Ce qui sous-tend TZCLD est le problème du non-recours. C’est un sujet que nous portons, notamment aux côtés d’ATD Quart-Monde. Aujourd’hui, un nombre important de personnes ne connaissent pas leurs droits et ne sollicitent pas les aides qui sont à leur disposition. À cela s’ajoute le sujet de l’illectronisme, qui éloigne davantage certains publics de leurs droits. La question du non-recours est fondamentale, parce qu’elle pose le sujet de l’exhaustivité. Nous la recherchons, car nous voulons nous adresser à toutes les personnes privées durablement d’emploi. On parle actuellement de la question du chômage, qui regarde les choses sous un angle statistique. Dans le projet TZCLD, nous voyons les choses de manière plus globale : nous considérons que toute personne durablement éloignée de l’emploi est en situation de chômage de longue durée, qu’elle soit inscrite ou pas à Pôle Emploi. On s’appuie donc aussi sur le récit des personnes.

Sur le plan théorique, TZCLD se base sur le droit à l’emploi, inscrit dans le préambule de la Constitution de 1946, et le droit au travail. Le projet que nous portons s’inscrit donc dans le cadre d’un doit prévu par la Constitution. Certes, ce n’est pas un droit opposable. Mais nous voulons le rendre effectif par une garantie d’emploi territorialisée.

LTR : Pouvez-vous préciser ce que vous entendez par « personne durablement privée d’emploi » ?
LG :

C’est une personne qui n’est pas en situation d’emploi depuis plus d’un an, ce qui dépasse donc la seule définition statistique. Le gouvernement de Wallonie en Belgique a repris également cette définition large pour lancer l’expérimentation. Certaines de ces personnes ont totalement perdu confiance en elles et ne se sentent pas capables. Il y a donc un travail à faire avec elles afin de les accompagner dans la résolution de leurs doutes, leurs besoins de clarté en termes de projet professionnel. L’expérimentation Territoires zéro chômeur de longue durée repose sur le volontariat des personnes privées durablement d’emploi pour participer.
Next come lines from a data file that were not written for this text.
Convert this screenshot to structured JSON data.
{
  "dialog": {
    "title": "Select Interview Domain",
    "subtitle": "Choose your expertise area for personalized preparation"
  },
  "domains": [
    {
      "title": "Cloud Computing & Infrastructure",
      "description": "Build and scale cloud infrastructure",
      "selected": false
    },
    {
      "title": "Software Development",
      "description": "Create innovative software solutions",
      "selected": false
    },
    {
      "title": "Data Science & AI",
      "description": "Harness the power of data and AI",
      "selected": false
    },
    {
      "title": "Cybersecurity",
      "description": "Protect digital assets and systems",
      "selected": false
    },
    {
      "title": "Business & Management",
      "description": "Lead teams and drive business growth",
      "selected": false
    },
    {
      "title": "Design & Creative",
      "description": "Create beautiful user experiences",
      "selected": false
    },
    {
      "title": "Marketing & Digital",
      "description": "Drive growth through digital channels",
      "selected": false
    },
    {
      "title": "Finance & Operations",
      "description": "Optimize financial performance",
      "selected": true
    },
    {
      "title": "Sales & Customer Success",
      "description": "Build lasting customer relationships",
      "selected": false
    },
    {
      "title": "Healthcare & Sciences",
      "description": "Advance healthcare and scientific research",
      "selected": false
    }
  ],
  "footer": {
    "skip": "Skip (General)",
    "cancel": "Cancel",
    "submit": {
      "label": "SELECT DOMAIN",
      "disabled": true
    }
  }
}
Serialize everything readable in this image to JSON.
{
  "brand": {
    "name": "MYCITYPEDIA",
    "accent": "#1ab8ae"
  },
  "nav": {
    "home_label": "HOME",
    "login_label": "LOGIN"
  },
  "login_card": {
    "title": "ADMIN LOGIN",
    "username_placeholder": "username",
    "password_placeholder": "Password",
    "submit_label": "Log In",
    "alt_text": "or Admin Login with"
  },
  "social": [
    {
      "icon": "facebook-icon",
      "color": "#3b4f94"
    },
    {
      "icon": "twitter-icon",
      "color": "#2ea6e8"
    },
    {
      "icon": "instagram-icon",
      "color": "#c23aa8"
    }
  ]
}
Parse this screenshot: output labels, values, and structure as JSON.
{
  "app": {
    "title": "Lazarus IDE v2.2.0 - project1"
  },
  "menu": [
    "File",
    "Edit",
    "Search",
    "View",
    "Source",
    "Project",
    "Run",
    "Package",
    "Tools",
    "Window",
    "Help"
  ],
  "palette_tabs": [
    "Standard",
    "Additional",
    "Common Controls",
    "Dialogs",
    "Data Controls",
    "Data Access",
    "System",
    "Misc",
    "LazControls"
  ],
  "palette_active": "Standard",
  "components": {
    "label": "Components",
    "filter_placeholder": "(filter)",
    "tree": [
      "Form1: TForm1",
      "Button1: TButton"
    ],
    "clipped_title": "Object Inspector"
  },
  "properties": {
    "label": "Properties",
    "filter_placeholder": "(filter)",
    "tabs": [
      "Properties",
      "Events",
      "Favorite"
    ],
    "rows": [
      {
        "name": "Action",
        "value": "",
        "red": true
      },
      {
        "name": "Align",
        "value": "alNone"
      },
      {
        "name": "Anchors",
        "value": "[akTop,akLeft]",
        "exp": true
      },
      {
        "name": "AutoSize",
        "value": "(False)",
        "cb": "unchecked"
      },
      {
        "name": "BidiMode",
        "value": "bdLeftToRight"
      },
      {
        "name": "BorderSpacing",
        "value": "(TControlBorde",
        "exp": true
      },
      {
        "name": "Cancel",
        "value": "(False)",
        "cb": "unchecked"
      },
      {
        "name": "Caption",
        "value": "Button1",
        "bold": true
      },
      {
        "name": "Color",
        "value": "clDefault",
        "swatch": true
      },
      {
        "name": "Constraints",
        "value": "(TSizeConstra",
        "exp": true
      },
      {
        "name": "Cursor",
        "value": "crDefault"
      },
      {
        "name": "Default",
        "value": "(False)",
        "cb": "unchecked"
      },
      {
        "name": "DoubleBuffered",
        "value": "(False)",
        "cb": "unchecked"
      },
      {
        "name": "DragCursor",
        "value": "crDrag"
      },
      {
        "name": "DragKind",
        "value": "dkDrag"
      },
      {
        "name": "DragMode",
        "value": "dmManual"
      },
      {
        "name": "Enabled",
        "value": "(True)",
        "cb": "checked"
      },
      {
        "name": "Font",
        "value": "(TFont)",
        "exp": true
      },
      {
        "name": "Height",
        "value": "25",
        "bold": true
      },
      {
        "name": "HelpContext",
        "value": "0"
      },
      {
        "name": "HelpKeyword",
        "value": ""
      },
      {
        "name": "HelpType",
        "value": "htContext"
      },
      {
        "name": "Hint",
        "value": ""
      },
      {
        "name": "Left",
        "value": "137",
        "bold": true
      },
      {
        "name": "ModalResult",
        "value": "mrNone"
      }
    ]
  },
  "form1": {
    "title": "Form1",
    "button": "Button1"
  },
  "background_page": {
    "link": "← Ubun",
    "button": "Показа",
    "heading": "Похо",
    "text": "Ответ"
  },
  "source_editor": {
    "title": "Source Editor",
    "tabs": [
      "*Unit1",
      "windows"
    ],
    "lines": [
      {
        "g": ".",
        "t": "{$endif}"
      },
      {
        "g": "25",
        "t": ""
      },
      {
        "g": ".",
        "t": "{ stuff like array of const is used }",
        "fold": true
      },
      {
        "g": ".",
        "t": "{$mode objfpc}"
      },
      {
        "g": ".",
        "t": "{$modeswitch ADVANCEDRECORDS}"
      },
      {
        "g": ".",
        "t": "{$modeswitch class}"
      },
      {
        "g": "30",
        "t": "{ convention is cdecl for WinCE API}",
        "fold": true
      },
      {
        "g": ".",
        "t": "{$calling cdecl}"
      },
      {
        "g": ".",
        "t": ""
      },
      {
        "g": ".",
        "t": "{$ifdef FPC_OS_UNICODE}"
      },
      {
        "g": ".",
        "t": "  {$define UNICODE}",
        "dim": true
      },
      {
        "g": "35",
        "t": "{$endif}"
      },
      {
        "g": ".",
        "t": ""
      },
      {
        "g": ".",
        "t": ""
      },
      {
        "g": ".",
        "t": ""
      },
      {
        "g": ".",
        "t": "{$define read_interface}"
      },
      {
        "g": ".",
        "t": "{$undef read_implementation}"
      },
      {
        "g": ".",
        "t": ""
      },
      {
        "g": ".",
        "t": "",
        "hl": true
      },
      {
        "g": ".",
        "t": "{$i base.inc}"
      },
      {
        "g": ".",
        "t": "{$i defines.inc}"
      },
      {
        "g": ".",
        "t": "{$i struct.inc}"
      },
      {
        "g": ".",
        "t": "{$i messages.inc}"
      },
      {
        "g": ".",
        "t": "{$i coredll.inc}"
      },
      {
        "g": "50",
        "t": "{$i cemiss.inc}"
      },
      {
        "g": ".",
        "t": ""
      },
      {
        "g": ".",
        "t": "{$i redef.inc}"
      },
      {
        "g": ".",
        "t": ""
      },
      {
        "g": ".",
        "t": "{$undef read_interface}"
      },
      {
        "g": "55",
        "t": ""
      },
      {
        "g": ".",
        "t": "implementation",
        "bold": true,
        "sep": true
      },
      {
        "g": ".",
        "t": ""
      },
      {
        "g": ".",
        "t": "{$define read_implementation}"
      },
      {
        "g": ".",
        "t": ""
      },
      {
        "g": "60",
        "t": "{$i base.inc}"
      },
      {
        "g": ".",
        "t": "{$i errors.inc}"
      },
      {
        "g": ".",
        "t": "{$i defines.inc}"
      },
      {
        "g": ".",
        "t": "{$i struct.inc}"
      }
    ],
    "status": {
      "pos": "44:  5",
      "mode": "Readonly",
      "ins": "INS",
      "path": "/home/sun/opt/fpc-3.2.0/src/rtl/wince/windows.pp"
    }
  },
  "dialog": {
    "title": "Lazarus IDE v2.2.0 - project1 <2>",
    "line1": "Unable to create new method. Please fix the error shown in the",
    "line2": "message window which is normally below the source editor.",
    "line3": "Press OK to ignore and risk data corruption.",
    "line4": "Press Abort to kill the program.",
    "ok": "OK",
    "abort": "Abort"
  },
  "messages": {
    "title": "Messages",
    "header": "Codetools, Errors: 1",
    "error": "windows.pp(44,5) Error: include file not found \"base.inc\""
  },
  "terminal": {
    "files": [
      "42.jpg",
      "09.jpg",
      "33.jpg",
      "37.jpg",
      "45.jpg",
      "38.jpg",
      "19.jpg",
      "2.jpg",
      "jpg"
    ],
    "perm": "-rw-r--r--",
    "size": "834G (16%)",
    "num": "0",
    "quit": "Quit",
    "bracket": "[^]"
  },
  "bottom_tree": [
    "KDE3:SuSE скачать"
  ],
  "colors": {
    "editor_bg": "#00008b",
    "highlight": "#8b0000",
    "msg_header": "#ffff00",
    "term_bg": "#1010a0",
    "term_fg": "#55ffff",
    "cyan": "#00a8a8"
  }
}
LTR : Le projet TZCLD est récent et il se développe et s’étend petit à petit. Pourriez-vous nous rappeler rapidement son parcours, ainsi que les difficultés que vous avez rencontrées dans sa mise en place ?
LG :

On est toujours le fruit d’une histoire. Nous nous inscrivons dans la longue histoire de tous ceux qui se sont battus pour permettre à tous d’avoir accès à un emploi et de pouvoir en vivre.

Pour revenir sur la genèse du projet, dans les années 2010, Patrick Valentin(1), issu du milieu de l’insertion et du handicap, a rencontré l’association ATD Quart-Monde pour évaluer le coût du chômage en France pour l’État et les collectivités, avec notamment l’économiste Jean Gadrey. Sur le constat issu de cette réflexion, tout le monde s’est dit que ce coût pourrait être utilisé pour financer de nouveaux emplois, faire ce qu’on appelle de l’activation des dépenses passive.

En 2012-2013 – j’étais alors député -, ATD Quart-Monde, avec Patrick Valentin, m’a rencontré pour me présenter l’idée de l’activation de la dépense passive. Après réflexion, j’ai proposé de porter une proposition de loi à l’Assemblée nationale pour expérimenter l’idée, avec le principe de différenciation entre les territoires. J’ai mis en place un groupe de travail rassemblant toutes les sensibilités politiques, afin de faire progresser l’idée et convaincre. Cela n’a pas été simple, des oppositions se sont fait sentir au sein même du groupe socialiste. Il a fallu faire converger les forces, notamment celles du monde associatif.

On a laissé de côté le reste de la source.